There was another Versailles conference. That was 63 years ago when the Allied powers met to lay the ground for a new political order in post-World War I Europe. The fateful shortcomings of that exercise--including US withdrawal from the Versailles Treaty and subsequent refusal to join the League of Nations--are now a part of history. Ultimately the treaty failed and Europe 20 years later was again at war.
Today the challenges are different--but no less urgent. Will they be confronted with greater vision and unity than were evident six decades ago?
President Reagan will arrive in Versailles for the economic summit at a time of considerable international strain. The world economy is in deep recession.Unemployment is growing everywhere. Trade is stagnating. Nations are bickering over market access and discriminatory practices. Protectionism is on the rise again.
Much of the discussion among the seven leaders meeting in Versailles is certain to focus on such items as high US interest rates, stabilization of currency markets, and credits for the Eastern bloc. But the question is whether the seven will sufficiently consider the larger, longer-range problems that must be faced up to if the world economy is to be given a new lease on life.
While Mr. Reagan insists that his basic economic formula--less government intervention--will be enough to lift United States and other economies out of the doldrums, many economists are skeptical. The West Europeans and Japanese believe that the world economy is going through a structural sea change which will mean many years of social dislocations and require some government guidance. Unemployment, for example, is expected to continue to grow throughout the 1980s as a result of automation and intensified competition among the nations of the West, the East, and the third world.
Where will the solutions lie? All at least are agreed on the need to negotiate a new set of rules for world trade. Talks are in fact scheduled for November under the General Agreement on Tariffs and Trade (GATT), and the Versailles summit will no doubt lend impetus to these talks. The concern of economists, however, is whether these negotiations, which may take many years, will focus on the problems anticipated by the time the new rules go into effect. One warning voice is that of trade consultant Harald Malmgren, who served in the Nixon and Ford administrations, and who this past week told the Joint Economic Committee of Congress that US foreign economic policy usually addressed yesterday's problems--'' based on complaints from enterprises that failed to anticipate what was foreseeable.''
Mr. Malmgren would have business, labor, farm groups, bankers, and others look ahead (instead of at quarterly earnings) to the profound changes inevitably on the way. The information revolution, for instance, will mean enormous economies of scale, creating serious job problems and making new demands on education. New man-made materials will supplant natural resources, threatening such basic industries as steel, nonferrous metals, and chemicals and causing hardship for developing nations that rely on exports of primary products. Advances in biotechnology will challenge present chemical processes in manufacturing man-made chemicals and fibers. Along with such technological changes, there will be heightened competition in the 1980s and 1990s as new energy producers get going and developing nations begin to appropriate the new technologies.

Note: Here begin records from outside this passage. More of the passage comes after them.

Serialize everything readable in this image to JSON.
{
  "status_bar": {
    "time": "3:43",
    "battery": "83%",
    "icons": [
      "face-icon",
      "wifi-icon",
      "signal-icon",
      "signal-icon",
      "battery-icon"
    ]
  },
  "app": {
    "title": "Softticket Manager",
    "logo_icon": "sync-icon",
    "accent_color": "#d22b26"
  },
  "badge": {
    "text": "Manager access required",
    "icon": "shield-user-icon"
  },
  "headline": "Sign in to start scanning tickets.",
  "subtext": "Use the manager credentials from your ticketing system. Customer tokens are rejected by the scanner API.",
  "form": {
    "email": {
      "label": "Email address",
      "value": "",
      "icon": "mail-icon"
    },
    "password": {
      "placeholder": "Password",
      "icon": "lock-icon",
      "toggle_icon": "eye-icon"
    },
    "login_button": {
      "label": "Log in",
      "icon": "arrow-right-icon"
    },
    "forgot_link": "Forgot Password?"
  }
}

Instead of clashing over policies toward the communist bloc, advises Mr. Malmgren, the United States and the other Western nations need to concentrate on keeping the Western economic system together and building a better framework for cooperation in meeting the technological challenges ahead. In his words, ''If our leaders look forward, they will recognize that the current problems of steel , autos, and microchips are only symptoms of the major changes coming. Better that the Western nations deal with these in concert, than in conflict.''
The Versailles summiteers, in short, face tasks no less far-reaching than that which confronted the summiteers of 1919. Will they do better?